Fractonic superfluids. II. Condensing subdimensional particles

As a series of work about "fractonic superfluids," in this paper, we develop an exotic fractonic superfluid phase in d-dimensional space where subdimensional particles-their mobility is partially restricted-are condensed. The off-diagonal long range order (ODLRO) is investigated. To demonstrate, we consider "lineons"-a subdimensional particle whose mobility is free only in certain one-dimensional directions. We start with a d-component microscopic Hamiltonian model. The model respects a higher-rank symmetry such that both particle numbers of each component and angular charge moments are conserved quantities. By performing the Hartree-Fock-Bogoliubov approximation, we derive a set of Gross-Pitaevskii equations and a Bogoliubov-de Gennes (BdG) Hamiltonian, which leads to a description of both condensed components and unification of gapless phonons and gapped rotons. With the coherent-path-integral representation, we also derive the long-wavelength effective field theory of gapless Goldstone modes and analyze quantum fluctuations around classical ground states.

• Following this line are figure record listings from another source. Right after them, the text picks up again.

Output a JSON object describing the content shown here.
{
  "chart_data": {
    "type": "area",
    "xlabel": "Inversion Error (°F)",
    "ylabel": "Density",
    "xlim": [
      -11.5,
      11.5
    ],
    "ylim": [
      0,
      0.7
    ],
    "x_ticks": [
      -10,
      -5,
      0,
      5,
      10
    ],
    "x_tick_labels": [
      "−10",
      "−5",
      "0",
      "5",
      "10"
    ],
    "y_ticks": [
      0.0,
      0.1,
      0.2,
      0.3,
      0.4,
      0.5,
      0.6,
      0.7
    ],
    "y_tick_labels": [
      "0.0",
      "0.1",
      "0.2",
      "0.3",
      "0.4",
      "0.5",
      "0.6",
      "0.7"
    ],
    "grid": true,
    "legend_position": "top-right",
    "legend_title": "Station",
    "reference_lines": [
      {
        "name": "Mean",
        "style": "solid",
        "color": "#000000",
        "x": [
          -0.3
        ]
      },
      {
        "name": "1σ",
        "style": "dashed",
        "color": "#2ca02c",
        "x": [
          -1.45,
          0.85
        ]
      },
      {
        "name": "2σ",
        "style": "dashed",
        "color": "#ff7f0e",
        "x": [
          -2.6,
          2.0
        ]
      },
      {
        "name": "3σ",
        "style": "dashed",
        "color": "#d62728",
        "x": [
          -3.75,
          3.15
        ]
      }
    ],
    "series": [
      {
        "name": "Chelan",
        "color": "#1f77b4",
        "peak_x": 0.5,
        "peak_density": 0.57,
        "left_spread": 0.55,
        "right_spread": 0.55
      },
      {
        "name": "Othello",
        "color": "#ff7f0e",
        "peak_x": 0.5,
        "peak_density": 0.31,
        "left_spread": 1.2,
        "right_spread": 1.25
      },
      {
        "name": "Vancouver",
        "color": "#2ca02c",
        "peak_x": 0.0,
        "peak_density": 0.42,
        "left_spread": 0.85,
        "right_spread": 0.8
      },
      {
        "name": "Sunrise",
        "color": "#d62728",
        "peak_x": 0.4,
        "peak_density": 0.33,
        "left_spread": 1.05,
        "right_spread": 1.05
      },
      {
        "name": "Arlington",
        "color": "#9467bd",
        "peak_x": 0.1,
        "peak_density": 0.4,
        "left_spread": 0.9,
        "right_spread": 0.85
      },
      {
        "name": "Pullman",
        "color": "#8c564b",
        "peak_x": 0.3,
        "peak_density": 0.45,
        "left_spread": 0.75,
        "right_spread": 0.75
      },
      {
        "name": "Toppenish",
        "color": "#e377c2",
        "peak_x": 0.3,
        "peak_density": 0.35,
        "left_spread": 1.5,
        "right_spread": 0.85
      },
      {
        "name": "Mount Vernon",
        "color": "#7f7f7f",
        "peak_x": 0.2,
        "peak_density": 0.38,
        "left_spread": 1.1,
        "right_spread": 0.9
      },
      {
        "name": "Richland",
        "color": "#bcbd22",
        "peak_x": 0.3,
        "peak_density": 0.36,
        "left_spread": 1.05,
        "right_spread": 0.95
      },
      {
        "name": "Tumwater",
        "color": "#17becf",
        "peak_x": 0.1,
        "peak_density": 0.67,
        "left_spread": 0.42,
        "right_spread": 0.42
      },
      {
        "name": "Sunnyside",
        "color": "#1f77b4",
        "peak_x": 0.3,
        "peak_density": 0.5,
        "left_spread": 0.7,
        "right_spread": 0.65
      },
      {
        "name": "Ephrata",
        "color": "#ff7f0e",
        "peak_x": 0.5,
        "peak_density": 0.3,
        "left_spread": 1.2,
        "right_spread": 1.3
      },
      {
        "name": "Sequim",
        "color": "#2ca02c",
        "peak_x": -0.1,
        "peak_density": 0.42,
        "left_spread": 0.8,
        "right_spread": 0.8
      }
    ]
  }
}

The Euler-Lagrange equations and Noether charges/currents are also studied. In two spatial dimensions and higher, such an ODLRO stays stable against quantum fluctuations. Finally, we study vortex configurations. The higher-rank symmetry enforces a hierarchy of thermal vortex excitations whose structures are dominated by two guiding statements. Specially, we construct two types of vortex excitations, the conventional and dipole vortices. The latter carries a charge with dimension as a momentum. The two statements can be more generally applicable. Further perspectives are discussed.